Easy Lemon Chicken - Barefoot Contessa Recipe

Ina Garten - you've gotta love her!  I had a go at making her Lemon Chicken the other day and it was delicious.  A lovely lemony garlic sauce that surrounds the chicken and then baked in the oven.  So very easy to do and is made in no time at all.
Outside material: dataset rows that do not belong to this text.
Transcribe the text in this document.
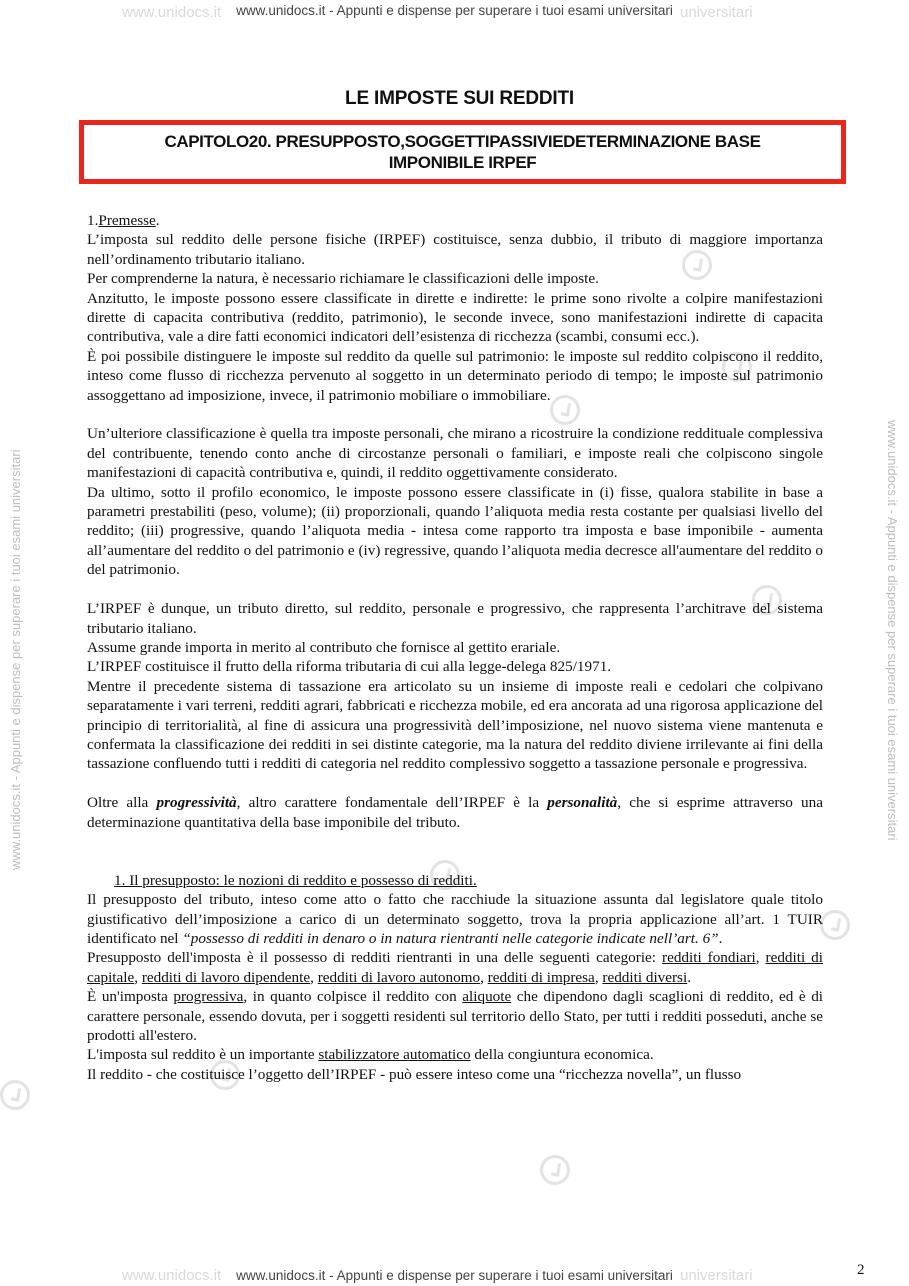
www.unidocs.it	universitari
www.unidocs.it - Appunti e dispense per superare i tuoi esami universitari
www.unidocs.it	universitari
www.unidocs.it - Appunti e dispense per superare i tuoi esami universitari
www.unidocs.it - Appunti e dispense per superare i tuoi esami universitari	www.unidocs.it - Appunti e dispense per superare i tuoi esami universitari
LE IMPOSTE SUI REDDITI
CAPITOLO20. PRESUPPOSTO,SOGGETTIPASSIVIEDETERMINAZIONE BASE
IMPONIBILE IRPEF

1.Premesse.

L’imposta sul reddito delle persone fisiche (IRPEF) costituisce, senza dubbio, il tributo di maggiore importanza nell’ordinamento tributario italiano.

Per comprenderne la natura, è necessario richiamare le classificazioni delle imposte.

Anzitutto, le imposte possono essere classificate in dirette e indirette: le prime sono rivolte a colpire manifestazioni dirette di capacita contributiva (reddito, patrimonio), le seconde invece, sono manifestazioni indirette di capacita contributiva, vale a dire fatti economici indicatori dell’esistenza di ricchezza (scambi, consumi ecc.).

È poi possibile distinguere le imposte sul reddito da quelle sul patrimonio: le imposte sul reddito colpiscono il reddito, inteso come flusso di ricchezza pervenuto al soggetto in un determinato periodo di tempo; le imposte sul patrimonio assoggettano ad imposizione, invece, il patrimonio mobiliare o immobiliare.

Un’ulteriore classificazione è quella tra imposte personali, che mirano a ricostruire la condizione reddituale complessiva del contribuente, tenendo conto anche di circostanze personali o familiari, e imposte reali che colpiscono singole manifestazioni di capacità contributiva e, quindi, il reddito oggettivamente considerato.

Da ultimo, sotto il profilo economico, le imposte possono essere classificate in (i) fisse, qualora stabilite in base a parametri prestabiliti (peso, volume); (ii) proporzionali, quando l’aliquota media resta costante per qualsiasi livello del reddito; (iii) progressive, quando l’aliquota media - intesa come rapporto tra imposta e base imponibile - aumenta all’aumentare del reddito o del patrimonio e (iv) regressive, quando l’aliquota media decresce all'aumentare del reddito o del patrimonio.

L’IRPEF è dunque, un tributo diretto, sul reddito, personale e progressivo, che rappresenta l’architrave del sistema tributario italiano.

Assume grande importa in merito al contributo che fornisce al gettito erariale.

L’IRPEF costituisce il frutto della riforma tributaria di cui alla legge-delega 825/1971.

Mentre il precedente sistema di tassazione era articolato su un insieme di imposte reali e cedolari che colpivano separatamente i vari terreni, redditi agrari, fabbricati e ricchezza mobile, ed era ancorata ad una rigorosa applicazione del principio di territorialità, al fine di assicura una progressività dell’imposizione, nel nuovo sistema viene mantenuta e confermata la classificazione dei redditi in sei distinte categorie, ma la natura del reddito diviene irrilevante ai fini della tassazione confluendo tutti i redditi di categoria nel reddito complessivo soggetto a tassazione personale e progressiva.

Oltre alla progressività, altro carattere fondamentale dell’IRPEF è la personalità, che si esprime attraverso una determinazione quantitativa della base imponibile del tributo.

1. Il presupposto: le nozioni di reddito e possesso di redditi.

Il presupposto del tributo, inteso come atto o fatto che racchiude la situazione assunta dal legislatore quale titolo giustificativo dell’imposizione a carico di un determinato soggetto, trova la propria applicazione all’art. 1 TUIR identificato nel “possesso di redditi in denaro o in natura rientranti nelle categorie indicate nell’art. 6”.

Presupposto dell'imposta è il possesso di redditi rientranti in una delle seguenti categorie: redditi fondiari, redditi di capitale, redditi di lavoro dipendente, redditi di lavoro autonomo, redditi di impresa, redditi diversi.

È un'imposta progressiva, in quanto colpisce il reddito con aliquote che dipendono dagli scaglioni di reddito, ed è di carattere personale, essendo dovuta, per i soggetti residenti sul territorio dello Stato, per tutti i redditi posseduti, anche se prodotti all'estero.

L'imposta sul reddito è un importante stabilizzatore automatico della congiuntura economica.

Il reddito - che costituisce l’oggetto dell’IRPEF - può essere inteso come una “ricchezza novella”, un flusso

2
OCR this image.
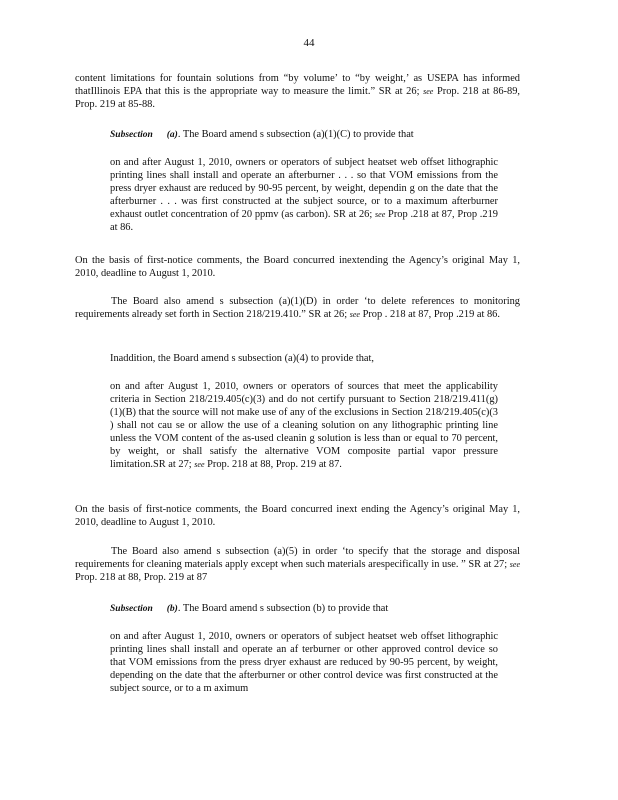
44

content limitations for fountain solutions from “by volume’ to “by weight,’ as USEPA has informed thatIllinois EPA that this is the appropriate way to measure the limit.” SR at 26; see Prop. 218 at 86-89, Prop. 219 at 85-88.

Subsection (a). The Board amend s subsection (a)(1)(C) to provide that

on and after August 1, 2010, owners or operators of subject heatset web offset lithographic printing lines shall install and operate an afterburner . . . so that VOM emissions from the press dryer exhaust are reduced by 90-95 percent, by weight, dependin g on the date that the afterburner . . . was first constructed at the subject source, or to a maximum afterburner exhaust outlet concentration of 20 ppmv (as carbon). SR at 26; see Prop .218 at 87, Prop .219 at 86.

On the basis of first-notice comments, the Board concurred inextending the Agency’s original May 1, 2010, deadline to August 1, 2010.

The Board also amend s subsection (a)(1)(D) in order ‘to delete references to monitoring requirements already set forth in Section 218/219.410.” SR at 26; see Prop . 218 at 87, Prop .219 at 86.

Inaddition, the Board amend s subsection (a)(4) to provide that,

on and after August 1, 2010, owners or operators of sources that meet the applicability criteria in Section 218/219.405(c)(3) and do not certify pursuant to Section 218/219.411(g)(1)(B) that the source will not make use of any of the exclusions in Section 218/219.405(c)(3 ) shall not cau se or allow the use of a cleaning solution on any lithographic printing line unless the VOM content of the as-used cleanin g solution is less than or equal to 70 percent, by weight, or shall satisfy the alternative VOM composite partial vapor pressure limitation.SR at 27; see Prop. 218 at 88, Prop. 219 at 87.

On the basis of first-notice comments, the Board concurred inext ending the Agency’s original May 1, 2010, deadline to August 1, 2010.

The Board also amend s subsection (a)(5) in order ‘to specify that the storage and disposal requirements for cleaning materials apply except when such materials arespecifically in use. ” SR at 27; see Prop. 218 at 88, Prop. 219 at 87

Subsection (b). The Board amend s subsection (b) to provide that

on and after August 1, 2010, owners or operators of subject heatset web offset lithographic printing lines shall install and operate an af terburner or other approved control device so that VOM emissions from the press dryer exhaust are reduced by 90-95 percent, by weight, depending on the date that the afterburner or other control device was first constructed at the subject source, or to a m aximum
As a first for me, I didn't titivate this recipe apart from making the same amount of sauce to serve two people using two chicken fillets. I'd do the same again as the I found the amount of sauce was just right for two.  Oh and fear not about the 9 cloves of garlic - just do it!
To Serve 4 you will need:
    1/4 cup good olive oil
    3 tablespoons minced garlic (9 cloves)
    1/3 cup dry white wine
    1 tablespoon grated lemon zest (2 lemons)
    2 tablespoons freshly squeezed lemon juice
    1 1/2 teaspoons dried oregano
    1 teaspoon finely chopped fresh thyme leaves
    sea salt and freshly ground black pepper
    4 boneless chicken breasts, skin on
    1 lemon

How to do it:
Preheat the oven to 200C/400F or Gas 6

Warm the olive oil in a small saucepan over medium-low heat, add the garlic, and cook for just 1 minute but don't allow the garlic to turn brown.
Off the heat, add the white wine, lemon zest, lemon juice, oregano, thyme, and 1 teaspoon salt and pour into a 9 by 12-inch baking dish.

Pat the chicken breasts dry and place them skin side up over the sauce. Brush the chicken breasts with olive oil and sprinkle them liberally with salt and pepper.  Cut the lemon in 8 wedges and tuck it among the pieces of chicken.

Be impressed - I jointed a chicken all by myself as I couldn't get fillets with the skin on anywhere when I wanted them!

Bake for 30 to 40 minutes, depending on the size of the chicken breasts, until the chicken is done and the skin is lightly browned. If the chicken isn't browned enough, put it under the grill for 2 minutes.

Cover the pan tightly with kitchen foil and allow to rest for 10 minutes. Sprinkle with salt and serve hot with the pan juices.

I served mine with some Basmati rice with spinach stirred through - just drain your rice when it's cooked and stir through some lovely spinach to wilt.


  1. Wow...Jan, this sounds super delicious (all your recipes do, btw), I think this is my Sunday lunch sorted!

  2. This is my go-to recipe when I make chicken for more than one so I can attest to the fact that it is delish. Got to love Ina!!!

  3. There can never be too much garlic in a recipe!